Grobogan Siapkan Peraturan Bupati Tentang Tanda Daftar Usaha Pariwisata

Kasi Pemasaran Promosi dan Produk Wisata Ruswandi menyampaikan penjelasan rencana pembuatan Perbup tanda daftar usaha pariwisata di Kabupaten Grobogan. (MuriaNewsCom/Dani Agus)

Kasi Pemasaran Promosi dan Produk Wisata Ruswandi menyampaikan penjelasan rencana pembuatan Perbup tanda daftar usaha pariwisata di Kabupaten Grobogan. (MuriaNewsCom/Dani Agus)

MuriaNewsCom, Grobogan – Makin menggeliatnya sektor pariwisata di Grobogan mulai menjadi perhatian dari pemkab setempat. Indikasinya, pemkab bakal menyiapkan sebuah peraturan bupati (Perbup) mengani tanda daftar usaha pariwisata (TUDPar).

Terkait dengan masalah tersebut, Pemkab Grobogan melalui Dinas Pemuda Olahraga Kebudayaan dan Pariwisata mengundang berbagai komponen yang berkaitan dengan dunia kepariwisataan, baik secara langsung maupun tidak langsung. Seperti, pengelola wisata, jasa transportasi, biro perjalanan wisata, jasa makanan dan minuman, akomodasi, hiburan dan rekreasi, serta penyelenggara pertemuan maupun pameran.

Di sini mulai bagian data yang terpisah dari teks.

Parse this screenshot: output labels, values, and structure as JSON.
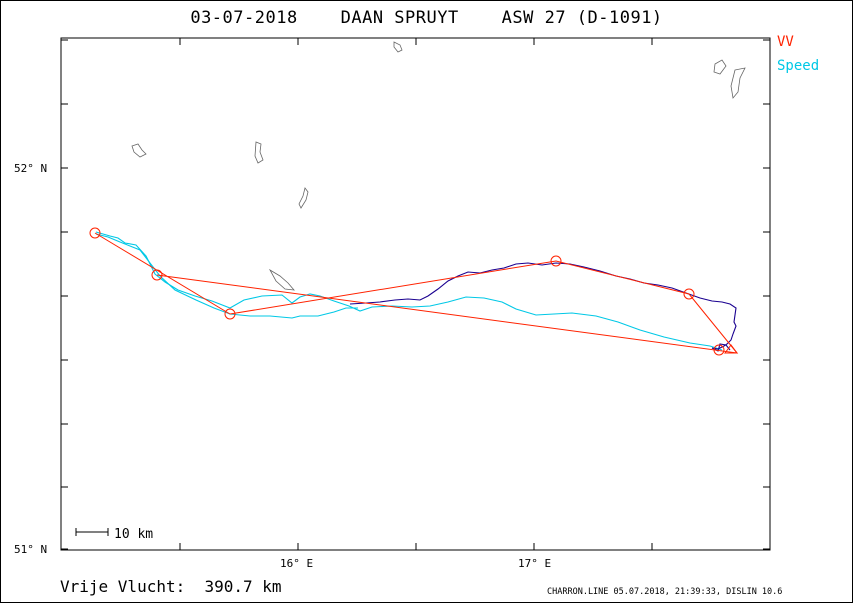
{
  "title": "03-07-2018    DAAN SPRUYT    ASW 27 (D-1091)",
  "legend": {
    "vv_label": "VV",
    "speed_label": "Speed",
    "vv_color": "#ff2200",
    "speed_color": "#00c8e6",
    "track_color": "#1a0090"
  },
  "axes": {
    "y_labels": [
      "52° N",
      "51° N"
    ],
    "x_labels": [
      "16° E",
      "17° E"
    ]
  },
  "scale_bar": {
    "label": "10 km"
  },
  "distance": "Vrije Vlucht:  390.7 km",
  "footer": "CHARRON.LINE 05.07.2018, 21:39:33, DISLIN 10.6"
}
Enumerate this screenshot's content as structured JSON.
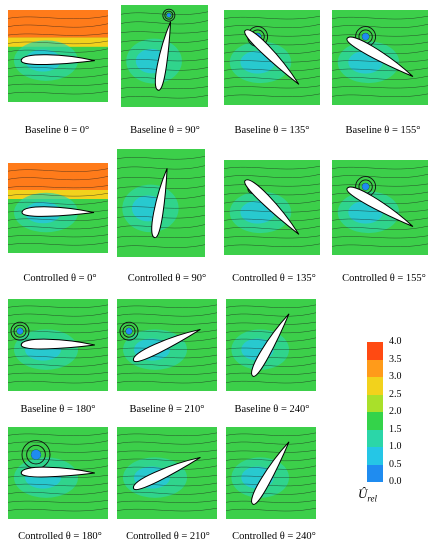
{
  "panels": [
    {
      "id": "p1",
      "caption": "Baseline θ = 0°",
      "angle": 0,
      "vortex": "none"
    },
    {
      "id": "p2",
      "caption": "Baseline θ = 90°",
      "angle": 90,
      "vortex": "tip"
    },
    {
      "id": "p3",
      "caption": "Baseline θ = 135°",
      "angle": 135,
      "vortex": "multi"
    },
    {
      "id": "p4",
      "caption": "Baseline θ = 155°",
      "angle": 155,
      "vortex": "multi"
    },
    {
      "id": "p5",
      "caption": "Controlled θ = 0°",
      "angle": 0,
      "vortex": "none"
    },
    {
      "id": "p6",
      "caption": "Controlled θ = 90°",
      "angle": 90,
      "vortex": "none"
    },
    {
      "id": "p7",
      "caption": "Controlled θ = 135°",
      "angle": 135,
      "vortex": "small"
    },
    {
      "id": "p8",
      "caption": "Controlled θ = 155°",
      "angle": 155,
      "vortex": "multi"
    },
    {
      "id": "p9",
      "caption": "Baseline θ = 180°",
      "angle": 180,
      "vortex": "left"
    },
    {
      "id": "p10",
      "caption": "Baseline θ = 210°",
      "angle": 210,
      "vortex": "left"
    },
    {
      "id": "p11",
      "caption": "Baseline θ = 240°",
      "angle": 240,
      "vortex": "none"
    },
    {
      "id": "p12",
      "caption": "Controlled θ = 180°",
      "angle": 180,
      "vortex": "big"
    },
    {
      "id": "p13",
      "caption": "Controlled θ = 210°",
      "angle": 210,
      "vortex": "none"
    },
    {
      "id": "p14",
      "caption": "Controlled θ = 240°",
      "angle": 240,
      "vortex": "none"
    }
  ],
  "colorbar": {
    "ticks": [
      "4.0",
      "3.5",
      "3.0",
      "2.5",
      "2.0",
      "1.5",
      "1.0",
      "0.5",
      "0.0"
    ],
    "colors": [
      "#ff4a12",
      "#ff9b1a",
      "#f2d21c",
      "#a9e02a",
      "#34d34a",
      "#2bd6a8",
      "#25c6e6",
      "#1f8cf0",
      "#1440e0"
    ],
    "symbol": "Û",
    "symbol_sub": "rel"
  }
}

“Berbagai komponen yang berkaitan dengan usaha pariwisata sengaja kita kumpulkan. Tujuannya, untuk menyosialisasi dan meminta masukan terkait dengan rancangan pembuatan Perbup TUDPar,” kata Kabid Pariwisata Ngadino, Sabtu (24/12/2016).

Dijelaskan, pembuatan Perbup bertujuan memberikan  kepastian  hukum  dalam  penyelenggaraan usaha pariwisata. Kemudian, adanya Perbup bisa sebagai aturan untuk mengendalikan penyelenggaraan usaha pariwisata serta sebagai sarana informasi. Dengan adanya Perbup itu dimaksudkan bisa menjadi pedoman bagi  instansi terkait dalam  memberikan  pelayanan pendaftaran  usaha  dan  bagi  masyarakat  dalam menyelenggarakan usaha bidang pariwisata.

Dalam Perbup nanti akan mengatur berbagai hal yang bersifat teknis. Misalnya, syarat untuk mendapatkan TUDPar. Baik syarat administrasi, yuridis, dan teknis.

Selain itu, dilakukan pula penjelasan mengenai tahapan yang harus dilakukan pemohon untuk mendapatkan TUDPar. Dalam Perbup juga mengatur kewajiban dan larangan para pelaku usaha pariwisata serta sangsinya.

“Mereka yang diwajibkan memiliki TUDPar adalah setiap  orang  atau  badan  usaha  yang  menjalankan  kegiatan usaha  pariwisata. Untuk mendapatkan TUDPar nanti tidak dipungut biaya,” imbuh Kasi Pemasaran Promosi dan Produk Wisata Ruswandi.

Sementara itu, para peserta yang diundang dalam kesempatan itu menyambut baik rencana pembuatan Perbup yang khusus mengatur masalah usaha pariwisata. Sebab, adanya aturan ini akan memberikan kepastian para pelaku usaha.

Meski demikian, ada beberapa masukan yang disampaikan pelaku usaha pariwisata itu. Antara lain, peratuan yang dibuat jangan sampai tumpang tindih dengan aturan yang sudah berlaku selama ini.

“Kami berharap dalam pembuatan Perbup ini dikaji dengan cemat dengan aturan yang sudah ada, baik dari pusat maupun provinsi. Jangan sampai, adanya aturan baru justru akan menyulitkan pelaku usaha pariwisata,” kata Mulyadi, perwakilan dari pengelola jasa makanan dan minuman.